The Corner

Law & the Courts

Three Thoughts on DOJ’s Texas Abortion Lawsuit

U.S. Attorney General Merrick Garland attends a news conference at the Department of Justice in Washington, D.C., June 25, 2021. (Ken Cedeno/Reuters)

Ed Whelan has some good initial thoughts on the very odd Justice Department lawsuit against the Texas abortion law, specifically the fact that the complaint does not identify an actual statutory or other cause of action and that DOJ’s parens patriae legal theory would appear to give the federal government standing to sue to strike down any state law that violates the Constitution, regardless of whether other actors in our system would have standing to sue. Let me add three preliminary observations of my own, specifically focusing on the portion of the complaint that asserts that the federal government has a right to sue because the Texas law interferes with federal programs.

First, the complaint offers a stark reminder of how many different ways there are, in spite of the Hyde Amendment, that the federal government finds to pay for abortions, or mandate that others do so.
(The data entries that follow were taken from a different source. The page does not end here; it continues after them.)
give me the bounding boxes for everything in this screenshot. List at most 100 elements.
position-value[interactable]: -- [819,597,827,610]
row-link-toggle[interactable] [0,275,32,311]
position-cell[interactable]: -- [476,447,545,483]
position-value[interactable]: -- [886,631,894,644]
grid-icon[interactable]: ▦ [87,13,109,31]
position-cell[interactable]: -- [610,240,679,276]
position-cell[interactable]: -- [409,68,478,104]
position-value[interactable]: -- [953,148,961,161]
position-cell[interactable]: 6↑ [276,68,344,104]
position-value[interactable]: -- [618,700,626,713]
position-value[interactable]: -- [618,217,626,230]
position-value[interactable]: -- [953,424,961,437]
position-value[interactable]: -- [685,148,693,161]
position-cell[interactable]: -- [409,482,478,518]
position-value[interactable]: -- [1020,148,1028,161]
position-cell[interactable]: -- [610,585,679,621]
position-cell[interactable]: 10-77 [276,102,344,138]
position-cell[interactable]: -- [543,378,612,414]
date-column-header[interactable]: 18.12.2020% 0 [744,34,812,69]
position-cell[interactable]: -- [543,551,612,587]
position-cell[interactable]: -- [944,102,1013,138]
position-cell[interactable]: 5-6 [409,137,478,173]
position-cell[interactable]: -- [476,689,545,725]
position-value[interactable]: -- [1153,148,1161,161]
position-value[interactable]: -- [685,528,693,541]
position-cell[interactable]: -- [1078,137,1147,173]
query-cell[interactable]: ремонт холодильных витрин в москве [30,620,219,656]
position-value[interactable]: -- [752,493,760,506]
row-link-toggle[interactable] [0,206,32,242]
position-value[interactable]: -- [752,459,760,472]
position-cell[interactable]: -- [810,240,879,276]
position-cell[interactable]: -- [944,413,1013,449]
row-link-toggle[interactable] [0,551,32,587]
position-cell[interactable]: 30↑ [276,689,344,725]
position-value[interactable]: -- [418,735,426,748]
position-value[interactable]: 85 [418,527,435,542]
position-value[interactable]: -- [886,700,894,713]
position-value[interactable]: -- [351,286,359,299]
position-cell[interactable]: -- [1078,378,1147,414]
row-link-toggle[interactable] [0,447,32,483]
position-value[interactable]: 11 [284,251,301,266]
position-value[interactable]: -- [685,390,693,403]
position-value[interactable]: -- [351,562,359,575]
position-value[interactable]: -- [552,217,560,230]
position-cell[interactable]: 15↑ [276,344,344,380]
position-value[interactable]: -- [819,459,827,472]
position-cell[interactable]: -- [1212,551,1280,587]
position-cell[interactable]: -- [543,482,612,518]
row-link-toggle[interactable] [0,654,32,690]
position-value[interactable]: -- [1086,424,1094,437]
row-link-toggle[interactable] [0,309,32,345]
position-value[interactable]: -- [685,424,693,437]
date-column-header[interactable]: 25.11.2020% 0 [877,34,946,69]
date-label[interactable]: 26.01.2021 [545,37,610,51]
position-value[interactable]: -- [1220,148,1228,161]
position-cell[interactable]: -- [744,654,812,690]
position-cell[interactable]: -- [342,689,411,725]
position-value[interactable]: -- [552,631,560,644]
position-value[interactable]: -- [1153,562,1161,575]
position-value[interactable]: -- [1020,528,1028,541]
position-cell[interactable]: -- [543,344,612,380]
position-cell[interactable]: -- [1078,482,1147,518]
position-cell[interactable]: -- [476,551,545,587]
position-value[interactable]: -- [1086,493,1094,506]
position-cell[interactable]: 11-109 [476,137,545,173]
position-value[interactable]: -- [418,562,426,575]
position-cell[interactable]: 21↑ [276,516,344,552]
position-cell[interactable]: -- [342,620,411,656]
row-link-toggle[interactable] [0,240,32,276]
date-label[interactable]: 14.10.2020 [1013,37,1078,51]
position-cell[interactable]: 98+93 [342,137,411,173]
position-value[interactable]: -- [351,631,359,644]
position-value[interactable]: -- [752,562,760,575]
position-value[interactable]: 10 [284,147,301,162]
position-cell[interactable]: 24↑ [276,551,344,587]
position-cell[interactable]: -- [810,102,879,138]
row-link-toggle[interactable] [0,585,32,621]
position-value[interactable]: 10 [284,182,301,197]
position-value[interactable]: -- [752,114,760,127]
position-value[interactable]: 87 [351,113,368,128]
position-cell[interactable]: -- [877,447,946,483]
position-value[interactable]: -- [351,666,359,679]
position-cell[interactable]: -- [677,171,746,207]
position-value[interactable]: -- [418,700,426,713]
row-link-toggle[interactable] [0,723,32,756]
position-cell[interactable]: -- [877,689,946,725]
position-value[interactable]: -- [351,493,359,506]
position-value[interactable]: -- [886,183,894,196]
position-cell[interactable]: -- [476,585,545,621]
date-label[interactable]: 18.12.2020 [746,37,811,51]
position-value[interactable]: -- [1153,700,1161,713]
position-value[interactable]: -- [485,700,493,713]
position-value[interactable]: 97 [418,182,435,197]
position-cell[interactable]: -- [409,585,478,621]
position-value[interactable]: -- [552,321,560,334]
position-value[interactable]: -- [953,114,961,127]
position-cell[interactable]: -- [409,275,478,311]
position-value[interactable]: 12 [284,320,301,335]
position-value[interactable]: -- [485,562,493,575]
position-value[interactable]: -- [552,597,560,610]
The list is lengthy:

  • Labor Department’s Job Corps, which requires contractors to carry health insurance that covers abortion.
  • Office of Refugee Resettlement, which “provides access to abortion services” to “unaccompanied children” (here, meaning teenage girls) in the country illegally.
  • Bureau of Prisons, which provides abortions to inmates.
  • Centers for Medicare and Medicaid Services, which mandates that states cover certain abortions through Medicaid.
  • Office of Personnel Management, which in covering federal employees “has entered into contracts with qualifying carriers that cover abortion procedures in permitted circumstances” under federal law.
  • Department of Defense, which provides abortions on its facilities.

Some of these are fairly narrow — the DOD, for example, is legally allowed to perform abortions only for rape, incest, or the life of the mother. Still, the complaint’s list offers a road map of potential congressional and executive-branch fights in the federal promotion of abortion.

Second, the government may be using the law’s interference with federal operations as a lever to enable it to file a broader lawsuit, but the case for granting emergency injunctive relief to the federal government is dubious. Recall: The structure of this law, in which enforcement can come only through private lawsuits in the Texas courts, means that nobody will be penalized unless and until a suit is filed. Now, critics of the law worry that it will have a chilling effect: Who will want to provide abortions, knowing that they could face ruinous civil damages claims? Who has pockets that deep? Well, here comes Merrick Garland and the Department of Justice to remind us that there is, in fact, somebody with pockets that deep: the federal government, which is presently debating adding $3.5 trillion to its budget and can clearly afford quite a few $10,000 penalties. Moreover, the odds of collecting in a suit against the feds would be steep for a number of reasons. Notably, nowhere in the complaint is there any claim (as were raised in the case the Supreme Court turned aside) that the feds will decline to provide the enumerated abortion services in fear of S.B. 8. It is hard to see how you get an injunction (or at least defend one on appeal) in that situation. Where is the irreparable harm?

Third, the fact that the Democrats are willing to turn the Justice Department, yet again, into a weapon against states passing abortion laws suggests that the aftermath of the Dobbs case — in the event that the Supreme Court overturns Roe v. Wade — will be neither Congress passing a law codifying Roe or banning abortion, nor the states regaining control of the issue, but a long campaign of massive federal resistance to state laws, from Democratic administrations, the bureaucracy, and Democratic Congresses.